企業實踐｜分散式系統可觀測性之應用業務指標監控

作者簡介：

趙君｜南京愛福路汽車科技有限公司基礎設施部雲原生工程師，過去一直從事 java 相關的架構和研發工作。目前主要負責公司的雲原生落地相關工作，負責 F6 基礎設施和業務核心應用全面上雲和雲原生化改造。

徐航｜南京愛福路汽車科技有限公司基礎設施部雲原生工程師，過去一直負責資料庫高可用以及相關運維和調優工作。目前主要負責研發效能 DevOps 的落地以及業務系統雲原生可觀測性的改造。

隨著分散式架構逐漸成為了架構設計的主流，可觀測性（Observability）一詞也日益被人頻繁地提起。

2017 年的分散式追蹤峰會（2017 Distributed Tracing Summit）結束後，Peter Bourgon 撰寫了總結文章《Metrics, Tracing, and Logging》系統地闡述了這三者的定義、特徵，以及它們之間的關係與差異。

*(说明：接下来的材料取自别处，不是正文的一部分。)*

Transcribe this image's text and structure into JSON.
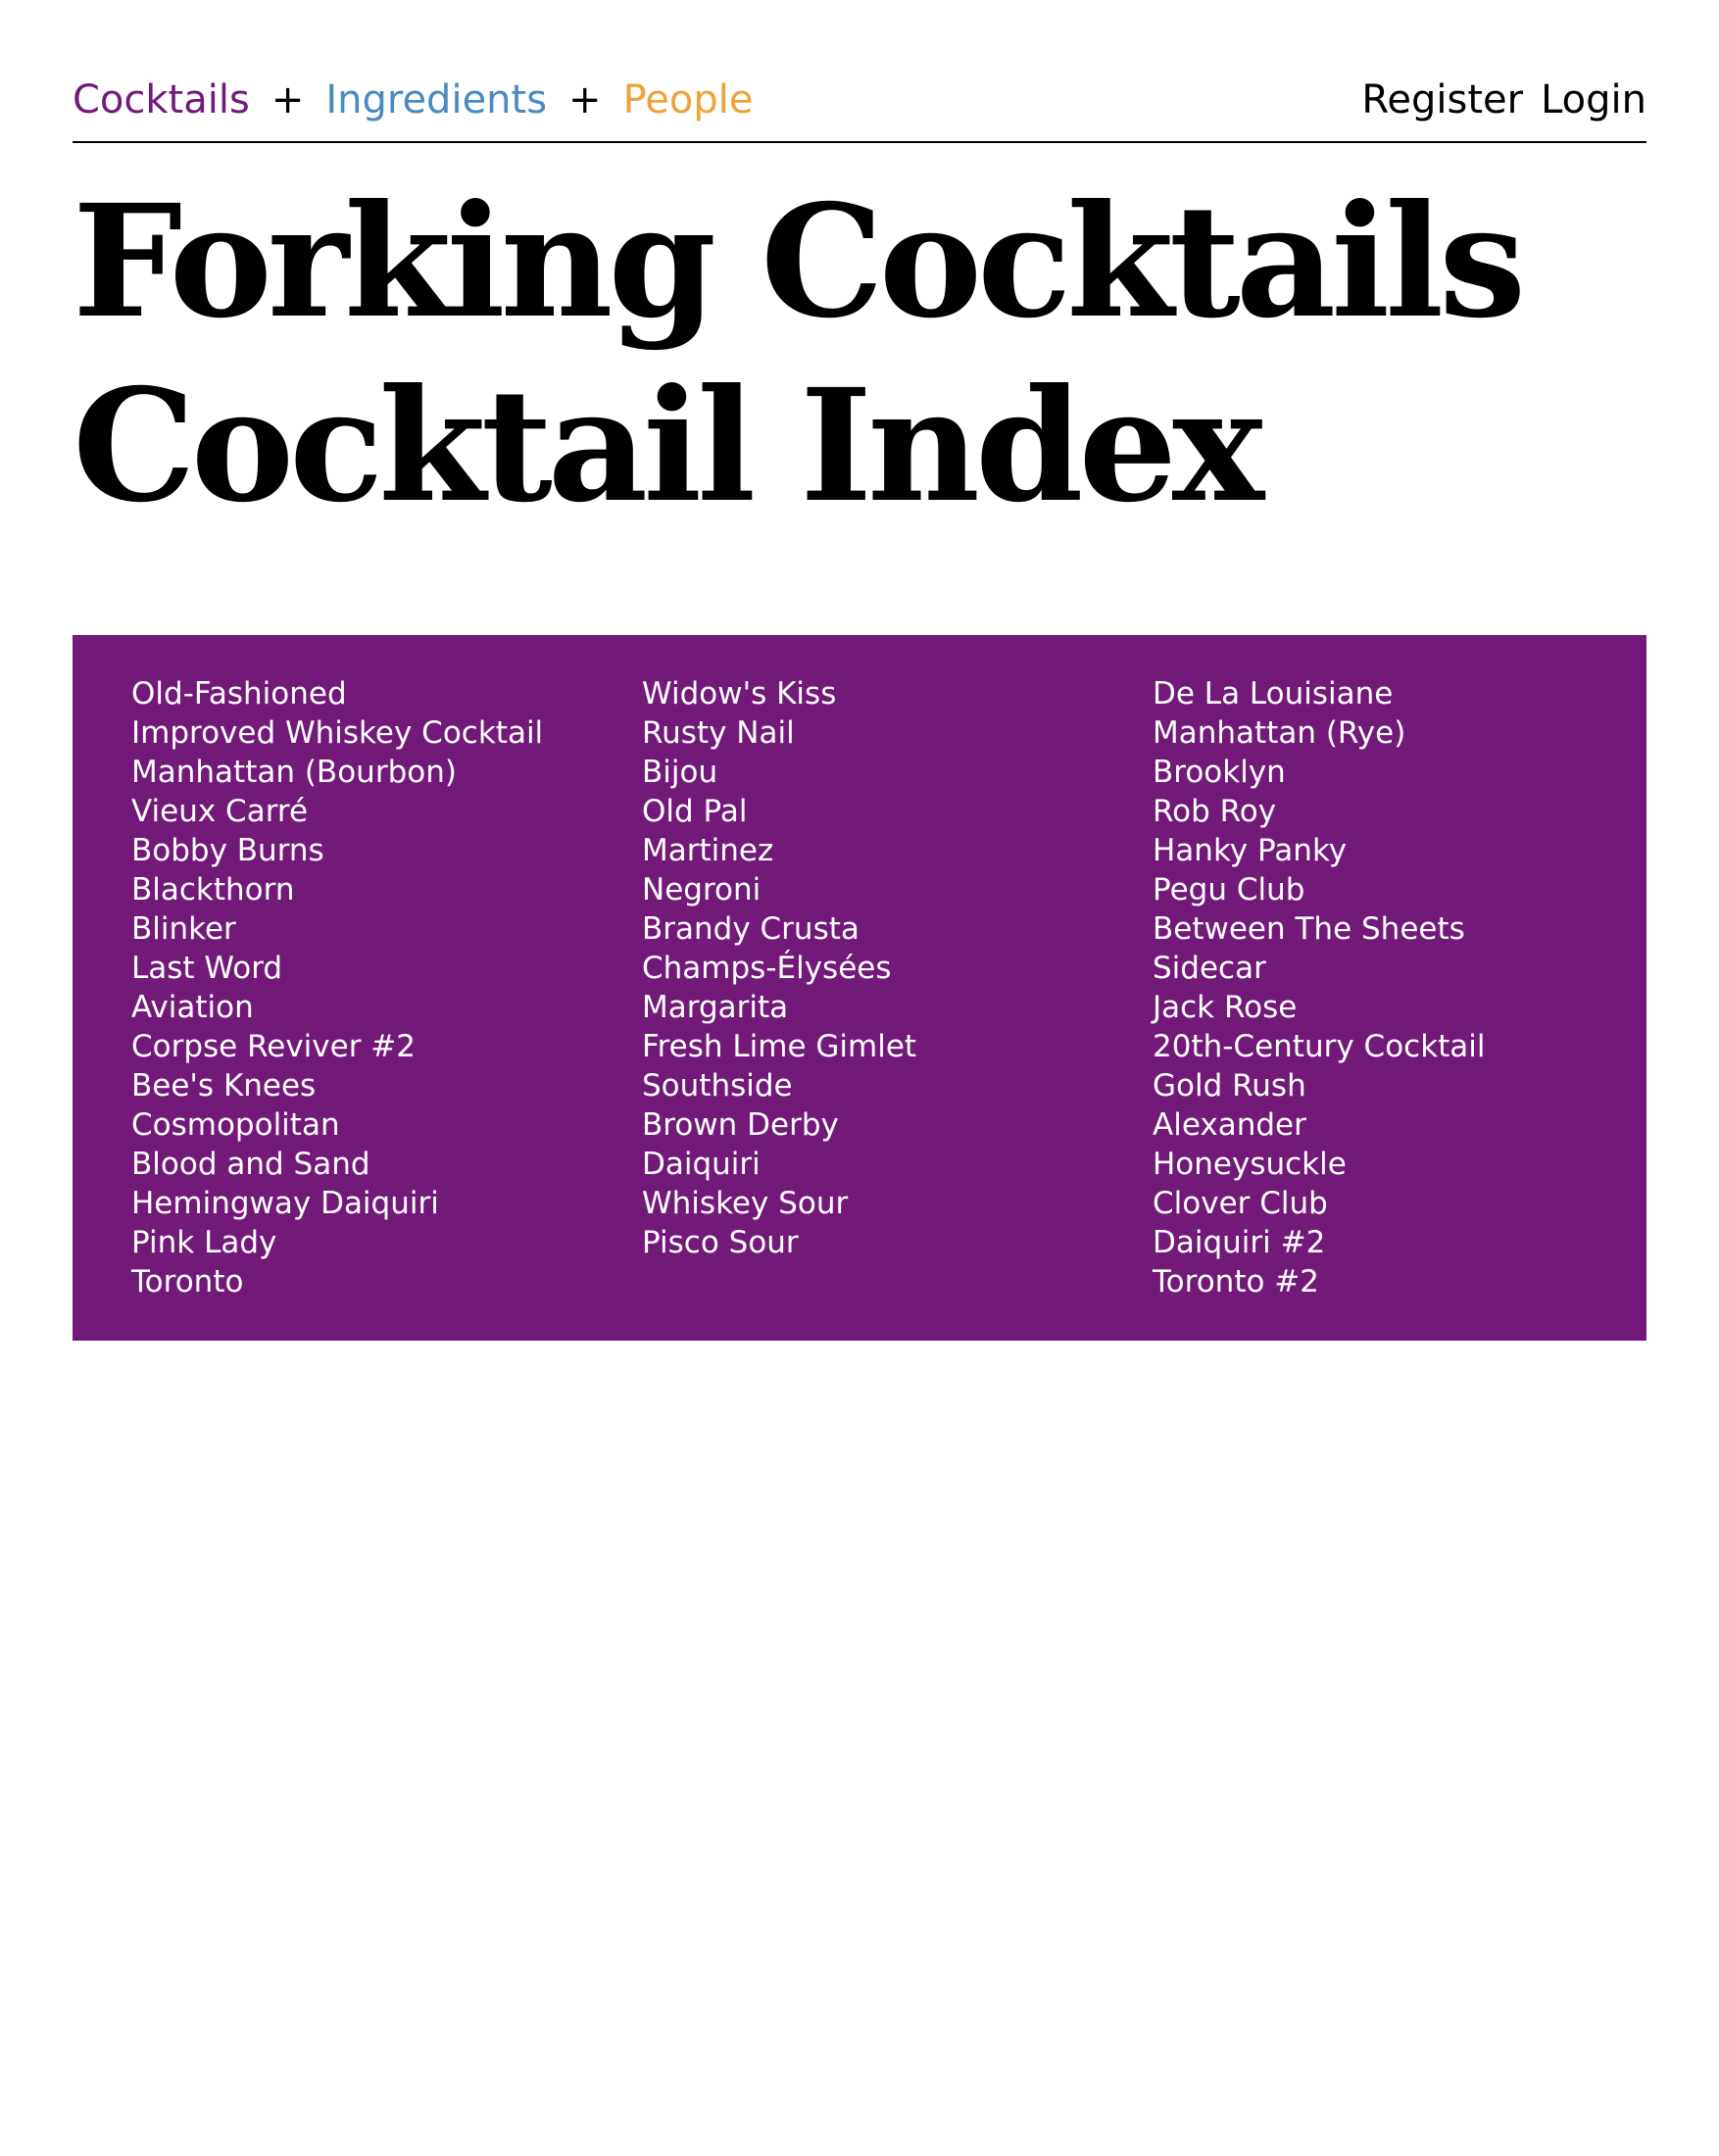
{
  "colors": {
    "cocktails": "#72197a",
    "ingredients": "#4a8ac0",
    "people": "#eea33a",
    "panel_background": "#72197a",
    "panel_text": "#ffffff"
  },
  "nav": {
    "cocktails": "Cocktails",
    "ingredients": "Ingredients",
    "people": "People",
    "separator": "+",
    "register": "Register",
    "login": "Login"
  },
  "title": {
    "line1": "Forking Cocktails",
    "line2": "Cocktail Index"
  },
  "index": {
    "columns": [
      [
        "Old-Fashioned",
        "Improved Whiskey Cocktail",
        "Manhattan (Bourbon)",
        "Vieux Carré",
        "Bobby Burns",
        "Blackthorn",
        "Blinker",
        "Last Word",
        "Aviation",
        "Corpse Reviver #2",
        "Bee's Knees",
        "Cosmopolitan",
        "Blood and Sand",
        "Hemingway Daiquiri",
        "Pink Lady",
        "Toronto"
      ],
      [
        "Widow's Kiss",
        "Rusty Nail",
        "Bijou",
        "Old Pal",
        "Martinez",
        "Negroni",
        "Brandy Crusta",
        "Champs-Élysées",
        "Margarita",
        "Fresh Lime Gimlet",
        "Southside",
        "Brown Derby",
        "Daiquiri",
        "Whiskey Sour",
        "Pisco Sour"
      ],
      [
        "De La Louisiane",
        "Manhattan (Rye)",
        "Brooklyn",
        "Rob Roy",
        "Hanky Panky",
        "Pegu Club",
        "Between The Sheets",
        "Sidecar",
        "Jack Rose",
        "20th-Century Cocktail",
        "Gold Rush",
        "Alexander",
        "Honeysuckle",
        "Clover Club",
        "Daiquiri #2",
        "Toronto #2"
      ]
    ]
  }
}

文中將可觀測性問題對映到了如何處理指標（metrics）、追蹤（tracing）、日誌（logging）三類資料上。

其後，Cindy Sridharan 在其著作《Distributed Systems Observability》中，進一步講到指標、追蹤、日誌是可觀測性的三大支柱（three pillars）。

title=

到了 2018 年， CNCF Landscape 率先出現了 Observability 的概念，將可觀測性（ Observability ）從控制論（ Cybernetics ）中引入到 IT 領域。在控制論中，可觀測性是指系統可以由其外部輸出，來推斷其內部狀態的程度，系統的可觀察性越強，我們對系統的可控制性就越強。

可觀測性可以解決什麼問題？Google SRE Book 第十二章給出了簡潔明快的答案：快速排障。

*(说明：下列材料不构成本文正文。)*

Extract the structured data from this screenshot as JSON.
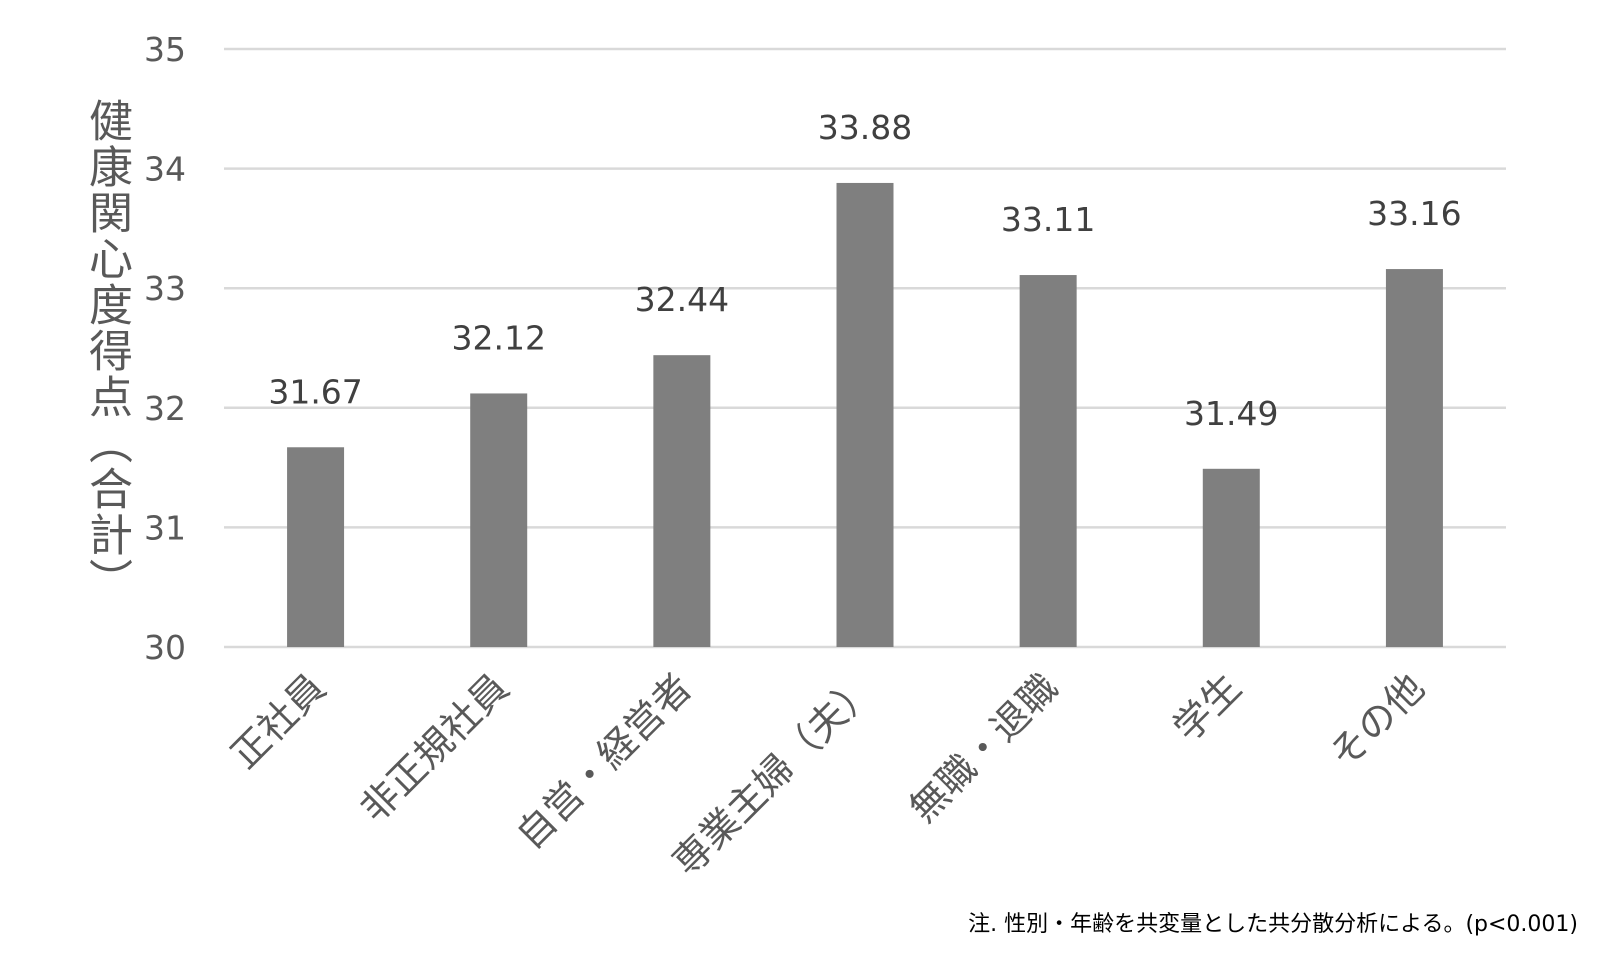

There are many ways to simplify and speed troubleshooting. Perhaps the most fundamental are:
Building observability—with both white-box metrics and structured logs—into each component from the ground up
Designing systems with well-understood and observable interfaces between components.
Google SRE Book, Chapter 12

而在雲原生時代，分散式系統越來越複雜，分散式系統的變更是非常頻繁的，每次變更都可能導致新型別的故障。應用上線之後，如果缺少有效的監控，很可能導致遇到問題我們自己都不知道，需要依靠使用者反饋才知道應用出了問題。

本文主要講述如何建立應用業務指標Metrics監控和如何實現精準告警。Metrics 可以翻譯為度量或者指標，指的是對於一些關鍵資訊以可聚合的、數值的形式做定期統計，並繪製出各種趨勢圖表。透過它，我們可以觀察系統的狀態與趨勢。

技術棧選擇

我們的應用都是 Spring Boot 應用，並且使用 Spring Boot Actuator 實現應用的健康檢查。從 Spring Boot 2.0 開始，Actuator 將底層改為 Micrometer，提供了更強、更靈活的監測能力。Micrometer 支援對接各種監控系統，包括 Prometheus。

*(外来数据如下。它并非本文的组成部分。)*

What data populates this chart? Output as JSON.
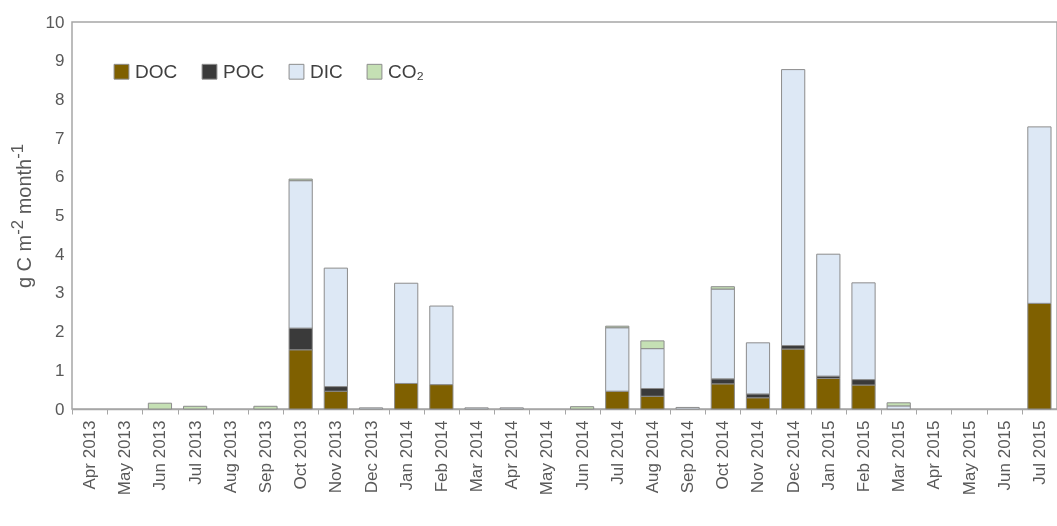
{
  "chart_data": {
    "type": "bar",
    "stacked": true,
    "ylabel": "g C m$^{-2}$ month$^{-1}$",
    "categories": [
      "Apr 2013",
      "May 2013",
      "Jun 2013",
      "Jul 2013",
      "Aug 2013",
      "Sep 2013",
      "Oct 2013",
      "Nov 2013",
      "Dec 2013",
      "Jan 2014",
      "Feb 2014",
      "Mar 2014",
      "Apr 2014",
      "May 2014",
      "Jun 2014",
      "Jul 2014",
      "Aug 2014",
      "Sep 2014",
      "Oct 2014",
      "Nov 2014",
      "Dec 2014",
      "Jan 2015",
      "Feb 2015",
      "Mar 2015",
      "Apr 2015",
      "May 2015",
      "Jun 2015",
      "Jul 2015"
    ],
    "series": [
      {
        "name": "DOC",
        "color": "#7f6000",
        "values": [
          null,
          null,
          null,
          null,
          null,
          null,
          1.53,
          0.46,
          null,
          0.66,
          0.63,
          null,
          null,
          null,
          null,
          0.46,
          0.33,
          null,
          0.65,
          0.29,
          1.55,
          0.79,
          0.62,
          null,
          null,
          null,
          null,
          2.73
        ]
      },
      {
        "name": "POC",
        "color": "#3a3a3a",
        "values": [
          null,
          null,
          null,
          null,
          null,
          null,
          0.56,
          0.12,
          null,
          null,
          null,
          null,
          null,
          null,
          null,
          null,
          0.2,
          null,
          0.13,
          0.1,
          0.09,
          0.06,
          0.14,
          null,
          null,
          null,
          null,
          null
        ]
      },
      {
        "name": "DIC",
        "color": "#dde8f5",
        "values": [
          null,
          null,
          null,
          null,
          null,
          null,
          3.81,
          3.06,
          0.03,
          2.59,
          2.03,
          0.03,
          0.03,
          null,
          null,
          1.64,
          1.03,
          0.04,
          2.32,
          1.32,
          7.13,
          3.15,
          2.5,
          0.08,
          null,
          null,
          null,
          4.56
        ]
      },
      {
        "name": "CO₂",
        "color": "#c5e0b4",
        "values": [
          null,
          null,
          0.15,
          0.07,
          null,
          0.07,
          0.04,
          null,
          null,
          null,
          null,
          null,
          null,
          null,
          0.06,
          0.04,
          0.2,
          null,
          0.06,
          null,
          null,
          null,
          null,
          0.08,
          null,
          null,
          null,
          null
        ]
      }
    ],
    "ylim": [
      0,
      10
    ],
    "yticks": [
      0,
      1,
      2,
      3,
      4,
      5,
      6,
      7,
      8,
      9,
      10
    ],
    "grid": false,
    "legend": "top left"
  }
}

所以我們選擇 Micrometer 收集業務指標，Prometheus 進行指標的儲存和查詢，通過 Grafana 進行展示，通過阿里雲的告警中心實現精準告警。

指標收集

對於整個研發部門來說，應該聚焦在能夠實時體現公司業務狀態的最核心的指標上。例如 Amazon 和 eBay 會跟蹤銷售量， Google 和 Facebook 會跟蹤廣告曝光次數等與收入直接相關的實時指標。

Prometheus 預設採用一種名為 OpenMetrics 的指標協議。OpenMetrics 是一種基於文字的格式。下面是一個基於 OpenMetrics 格式的指標表示格式樣例。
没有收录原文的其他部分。